False positive classification, severity reassignment, escalation queues, evidence timelines. These predate any agent. When Microsoft's Dynamic Threat Detection Agent generates an alert at 80.1% precision across tens of thousands of Defender customers, that alert flows into an existing incident queue with existing triage vocabulary. A miscategorized finding already has a name and a correction path.
The phishing-triage RCT showed something subtler: analysts spent 53% more time on malicious emails when agent-augmented, not less. The queue shaped attention rather than replacing judgment. The middle case had somewhere to land, so it landed well.
NIST 800-61 Rev. 3 names the two hardest detection problems as volume and false-positive adjudication. SOC built its operational grammar around those problems decades before agents arrived. Every other domain deploying agents is now trying to invent that grammar on the fly.

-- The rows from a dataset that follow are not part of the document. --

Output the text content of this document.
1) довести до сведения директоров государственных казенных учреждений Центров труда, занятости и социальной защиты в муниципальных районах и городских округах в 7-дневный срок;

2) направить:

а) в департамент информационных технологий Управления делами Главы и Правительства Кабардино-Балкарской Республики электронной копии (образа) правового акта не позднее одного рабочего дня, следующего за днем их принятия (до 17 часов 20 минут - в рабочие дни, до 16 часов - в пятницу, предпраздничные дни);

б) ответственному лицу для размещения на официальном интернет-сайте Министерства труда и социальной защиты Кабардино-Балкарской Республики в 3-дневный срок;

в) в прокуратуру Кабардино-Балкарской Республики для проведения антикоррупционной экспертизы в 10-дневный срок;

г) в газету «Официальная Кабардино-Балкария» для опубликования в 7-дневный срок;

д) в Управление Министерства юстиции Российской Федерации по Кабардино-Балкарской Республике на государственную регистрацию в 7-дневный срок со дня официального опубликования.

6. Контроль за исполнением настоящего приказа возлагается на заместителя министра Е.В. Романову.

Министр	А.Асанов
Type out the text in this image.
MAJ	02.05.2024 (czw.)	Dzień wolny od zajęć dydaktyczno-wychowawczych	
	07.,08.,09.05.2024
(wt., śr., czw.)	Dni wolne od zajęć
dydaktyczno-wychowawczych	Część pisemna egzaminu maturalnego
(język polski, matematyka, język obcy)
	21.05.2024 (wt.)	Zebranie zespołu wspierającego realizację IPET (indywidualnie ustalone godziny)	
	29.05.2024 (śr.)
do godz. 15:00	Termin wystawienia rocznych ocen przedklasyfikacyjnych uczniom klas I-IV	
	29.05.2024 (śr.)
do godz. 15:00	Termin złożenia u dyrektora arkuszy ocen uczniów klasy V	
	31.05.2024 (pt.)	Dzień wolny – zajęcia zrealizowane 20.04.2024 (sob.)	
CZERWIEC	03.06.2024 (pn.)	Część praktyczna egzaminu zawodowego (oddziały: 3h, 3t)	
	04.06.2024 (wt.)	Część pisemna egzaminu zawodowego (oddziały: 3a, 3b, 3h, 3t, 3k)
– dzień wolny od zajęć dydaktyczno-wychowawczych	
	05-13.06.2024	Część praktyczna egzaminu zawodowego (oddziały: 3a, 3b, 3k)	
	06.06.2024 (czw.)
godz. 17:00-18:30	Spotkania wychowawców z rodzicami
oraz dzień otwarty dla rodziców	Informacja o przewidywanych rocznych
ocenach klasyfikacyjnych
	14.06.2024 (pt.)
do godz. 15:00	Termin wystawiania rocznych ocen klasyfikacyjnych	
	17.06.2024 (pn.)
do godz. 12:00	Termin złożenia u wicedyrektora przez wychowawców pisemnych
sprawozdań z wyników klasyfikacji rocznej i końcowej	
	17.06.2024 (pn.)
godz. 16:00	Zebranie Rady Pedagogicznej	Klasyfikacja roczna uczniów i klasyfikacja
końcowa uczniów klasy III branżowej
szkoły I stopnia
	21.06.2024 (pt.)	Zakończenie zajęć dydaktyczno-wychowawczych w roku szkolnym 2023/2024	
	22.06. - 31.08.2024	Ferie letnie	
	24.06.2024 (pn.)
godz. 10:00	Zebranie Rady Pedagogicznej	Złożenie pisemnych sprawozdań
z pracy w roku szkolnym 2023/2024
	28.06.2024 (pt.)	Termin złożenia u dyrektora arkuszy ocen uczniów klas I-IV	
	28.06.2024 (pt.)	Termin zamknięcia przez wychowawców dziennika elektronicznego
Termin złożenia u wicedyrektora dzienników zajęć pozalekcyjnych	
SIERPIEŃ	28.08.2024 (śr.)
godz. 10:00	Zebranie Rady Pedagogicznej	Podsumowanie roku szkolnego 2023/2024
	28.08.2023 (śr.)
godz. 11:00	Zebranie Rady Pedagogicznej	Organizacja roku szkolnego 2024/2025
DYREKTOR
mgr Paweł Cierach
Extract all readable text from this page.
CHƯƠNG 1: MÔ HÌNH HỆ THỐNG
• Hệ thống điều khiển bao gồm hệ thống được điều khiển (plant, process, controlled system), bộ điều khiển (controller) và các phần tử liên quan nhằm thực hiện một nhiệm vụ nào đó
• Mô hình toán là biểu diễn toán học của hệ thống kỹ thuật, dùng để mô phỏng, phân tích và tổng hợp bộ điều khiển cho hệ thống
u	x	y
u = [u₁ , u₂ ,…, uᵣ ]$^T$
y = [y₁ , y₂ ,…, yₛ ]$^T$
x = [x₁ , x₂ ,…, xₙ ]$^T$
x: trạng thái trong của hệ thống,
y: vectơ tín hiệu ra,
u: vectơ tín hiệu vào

The pre-existing infrastructure: SOC workflows already have named incidents as work objects, severity taxonomies, false-positive classification, escalation paths, evidence timelines, queue prioritization, and post-incident review. Built for human analysts, they absorb agent output without modification.
DTDA design detail: Outputs that fail validation are suppressed, not emitted. The agent's architecture assumes it will be wrong sometimes and builds around that assumption.
Phishing RCT results: 6.5x more true positives per analyst minute, 77% better verdict accuracy, no observed rubber-stamping of malicious verdicts.
The caveat: Published precision data is vendor-authored. Independent teams haven't broadly shared false-positive rates or analyst trust metrics. Whether agent-generated alerts reduce or merely redistribute alert fatigue remains an open question at scale.